Clem und Jolie begannen, die dunklen Gassen zwischen den zerfetzten Zelten und verrottenden Buden zu erkunden. Ava schlenderte zu einem Angelspiel, einer sechseckigen, nach allen Seiten offenen Bude, mittendrin ein Bassin, in dem in einer grünlich-dickflüssigen Pfütze noch immer gelbe Schwimmenten herumlagen. Die darüber hängenden Gewinne waren zum Teil aus den Plastiksäcken gefallen, Spielzeugpistolen und Haarreifen, nicht weniger knallbunt als am Tag ihrer Herstellung. So würden sie vermutlich noch in fünfhundert Jahren geduldig auf Kundschaft warten.

Ava fotografierte die Gewinne, die mit Angeldraht an der Decke befestigt waren. Plüschtiere, die aussahen wie verschimmelte Piñatas. Wie die Spielhalle war der Jahrmarkt bei dem Brand, der die Fahrgeschäfte zerstört hatte, nur leicht durch den Rauch geschädigt worden. Man hätte ihn retten können. Die Insel hätte wiedereröffnet werden können. Warum nur hatte der Große Baldo alles einfach stehen und liegen lassen, wie es war?

»Wir leben in einer Wegwerfwelt«, murmelte sie – der Titel des neuesten Stücks von Clem. Sie hatte das Cover gestaltet, ein paar arbeitslose Jugendliche, die auf einem müllübersäten Strand saßen.

Im spiegelnden Display bemerkte sie eine Bewegung hinter sich. Nach Luft schnappend wirbelte sie herum, die Kamera erhoben, als könnte diese sie beschützen, und drückte im Reflex auf den Auslöser.

Es war nur Clem. Im Blitzlicht hob er sich überdeutlich vor dem Rot und Rosa des Abendhimmels ab. Auch er atmete scharf ein. Sie starrten sich an, er fragend, Ava voller Panik. Seine Lippen öffneten sich leicht, als wolle er etwas sagen, aber die Worte steckten irgendwo fest.

»Hey, ihr Loser«, ertönte da Jolies Stimme. »Kommt mal her.«

»Was gibt’s denn?« Dankbar für die Rettung platschte Ava zu Jolie, die hinter einem Teetassenkarussell hervorspähte.
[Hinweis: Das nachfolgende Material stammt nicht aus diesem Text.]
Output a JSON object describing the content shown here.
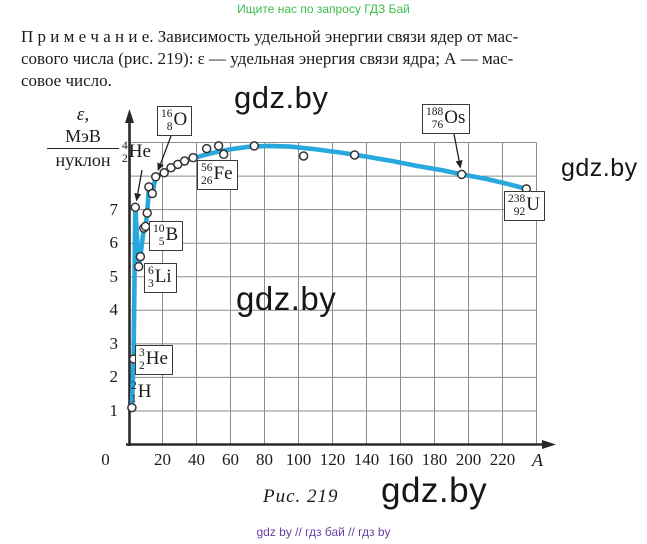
{
  "banner": {
    "text": "Ищите нас по запросу ГДЗ Бай",
    "color": "#3bbd49"
  },
  "note": {
    "lines": [
      "П р и м е ч а н и е. Зависимость удельной энергии связи ядер от мас-",
      "сового числа (рис. 219): ε — удельная энергия связи ядра; А — мас-",
      "совое число."
    ]
  },
  "watermarks": {
    "w1": "gdz.by",
    "w2": "gdz.by",
    "w3": "gdz.by",
    "w4": "gdz.by"
  },
  "caption": "Рис. 219",
  "footer": {
    "text": "gdz by  //  гдз бай  //  гдз by",
    "color": "#6b3fa3"
  },
  "chart_data": {
    "type": "line",
    "title": "Зависимость удельной энергии связи ядер от массового числа",
    "xlabel": "A",
    "ylabel": "ε, МэВ/нуклон",
    "ylabel_parts": {
      "epsilon": "ε,",
      "numerator": "МэВ",
      "denominator": "нуклон"
    },
    "xlim": [
      0,
      240
    ],
    "ylim": [
      0,
      9
    ],
    "grid": true,
    "legend": "none",
    "x_ticks": [
      0,
      20,
      40,
      60,
      80,
      100,
      120,
      140,
      160,
      180,
      200,
      220
    ],
    "y_ticks": [
      7,
      6,
      5,
      4,
      3,
      2,
      1
    ],
    "curve_color": "#29a8dd",
    "curve": [
      [
        2,
        1.1
      ],
      [
        3,
        2.55
      ],
      [
        4,
        7.07
      ],
      [
        6,
        5.3
      ],
      [
        7,
        5.6
      ],
      [
        9,
        6.45
      ],
      [
        10,
        6.5
      ],
      [
        11,
        6.9
      ],
      [
        12,
        7.68
      ],
      [
        14,
        7.48
      ],
      [
        16,
        7.98
      ],
      [
        20,
        8.08
      ],
      [
        25,
        8.25
      ],
      [
        30,
        8.38
      ],
      [
        36,
        8.5
      ],
      [
        44,
        8.62
      ],
      [
        52,
        8.72
      ],
      [
        60,
        8.8
      ],
      [
        70,
        8.87
      ],
      [
        82,
        8.9
      ],
      [
        95,
        8.88
      ],
      [
        110,
        8.8
      ],
      [
        125,
        8.7
      ],
      [
        140,
        8.58
      ],
      [
        155,
        8.45
      ],
      [
        170,
        8.3
      ],
      [
        185,
        8.17
      ],
      [
        196,
        8.05
      ],
      [
        210,
        7.92
      ],
      [
        222,
        7.78
      ],
      [
        234,
        7.62
      ]
    ],
    "points": [
      {
        "isotope": "H-2",
        "A": 2,
        "e": 1.1
      },
      {
        "isotope": "He-3",
        "A": 3,
        "e": 2.55
      },
      {
        "isotope": "He-4",
        "A": 4,
        "e": 7.07
      },
      {
        "isotope": "Li-6",
        "A": 6,
        "e": 5.3
      },
      {
        "isotope": "Li-7",
        "A": 7,
        "e": 5.6
      },
      {
        "isotope": "Be-9",
        "A": 9,
        "e": 6.45
      },
      {
        "isotope": "B-10",
        "A": 10,
        "e": 6.5
      },
      {
        "isotope": "B-11",
        "A": 11,
        "e": 6.9
      },
      {
        "isotope": "C-12",
        "A": 12,
        "e": 7.68
      },
      {
        "isotope": "N-14",
        "A": 14,
        "e": 7.48
      },
      {
        "isotope": "O-16",
        "A": 16,
        "e": 7.98
      },
      {
        "A": 21,
        "e": 8.1
      },
      {
        "A": 25,
        "e": 8.25
      },
      {
        "A": 29,
        "e": 8.35
      },
      {
        "A": 33,
        "e": 8.45
      },
      {
        "A": 38,
        "e": 8.55
      },
      {
        "A": 46,
        "e": 8.82
      },
      {
        "A": 53,
        "e": 8.9
      },
      {
        "isotope": "Fe-56",
        "A": 56,
        "e": 8.65
      },
      {
        "A": 74,
        "e": 8.9
      },
      {
        "A": 103,
        "e": 8.6
      },
      {
        "A": 133,
        "e": 8.63
      },
      {
        "isotope": "Os-188",
        "A": 196,
        "e": 8.05
      },
      {
        "isotope": "U-238",
        "A": 234,
        "e": 7.62
      }
    ],
    "callouts": [
      {
        "target": "He-4",
        "from": [
          142,
          170
        ]
      },
      {
        "target": "O-16",
        "from": [
          171,
          136
        ]
      },
      {
        "target": "Fe-56",
        "from": [
          229,
          164
        ]
      },
      {
        "target": "Os-188",
        "from": [
          454,
          134
        ]
      }
    ],
    "isotope_labels": [
      {
        "id": "he4",
        "mass": "4",
        "charge": "2",
        "symbol": "He",
        "boxed": false
      },
      {
        "id": "o16",
        "mass": "16",
        "charge": "8",
        "symbol": "O",
        "boxed": true
      },
      {
        "id": "fe56",
        "mass": "56",
        "charge": "26",
        "symbol": "Fe",
        "boxed": true
      },
      {
        "id": "b10",
        "mass": "10",
        "charge": "5",
        "symbol": "B",
        "boxed": true
      },
      {
        "id": "li6",
        "mass": "6",
        "charge": "3",
        "symbol": "Li",
        "boxed": true
      },
      {
        "id": "he3",
        "mass": "3",
        "charge": "2",
        "symbol": "He",
        "boxed": true
      },
      {
        "id": "h2",
        "mass": "2",
        "charge": "1",
        "symbol": "H",
        "boxed": false
      },
      {
        "id": "os188",
        "mass": "188",
        "charge": "76",
        "symbol": "Os",
        "boxed": true
      },
      {
        "id": "u238",
        "mass": "238",
        "charge": "92",
        "symbol": "U",
        "boxed": true
      }
    ]
  }
}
»Hört ihr das?«, fragte sie.

Hinter der nächsten Budenzeile ertönte verzerrtes Piepen. Wie aus einem alten Computerspiel. Außerirdische Raumschiffe, die die Erde beschossen, oder so.

»Da ist jemand«, flüsterte Ava. »Ich höre Stimmen.«

»Ich gebe dir Deckung.« Und Jolie gab ihr einen solchen Klaps auf den Hintern, dass sie nach vorn stolperte.

Ava duckte sich zwischen die Zelte. Hinter der nächsten Ecke war etwas zu sehen. Bunte Lampen, deren knalliges Licht im Wasser verschwamm. Stimmen. Gelächter. Ein schweres Aufklatschen, das Wellen zu ihr herüberschwappen ließ. Sie schielte zurück zu Jolie. Die bedeutete ihr weiterzugehen. Ava holte tief Luft, schlich zu dem Zelt, das ihr den Blick versperrte, und spähte vorsichtig daran vorbei.

Zwischen den unbeleuchteten Attraktionen funkelte strahlend hell ein Hau-den-Lukas-Spiel – von ihm kam das Piepen. Davor standen drei Leute. Einer mit dem Rücken zu ihr, einen Gummihammer in der Hand. Er hob ihn hoch über den Kopf und ließ ihn auf die Platte niedersausen. Das Lichtband des Spiels entflammte bis ganz oben, Discoblitze zuckten auf, Musik ertönte.

»Ha!« Der Typ ließ den Hammer fallen und reckte die Arme in die Luft. Die Lichter beleuchteten sein tiefbraunes Sixpack. Olly Okeke, Portgraves Antwort auf Captain America. Billiger Trainingsanzug, Neun-Karat-Goldkettchen vom Trödelmarkt, drei Jahre in Folge Gewinner des Jugend-Bodybuildingwettbewerbs von Portgrave. Langsam ließ Ava die Luft entweichen. Olly war ganz in Ordnung, auch wenn er herumlief, als hätte er heiße Kohlen in den Achselhöhlen, so angespannt waren seine Arme. Vielleicht war das eine natürliche Folge davon, wenn man Muskeln hatte, mit denen man fast aussah wie ein Luftballontier.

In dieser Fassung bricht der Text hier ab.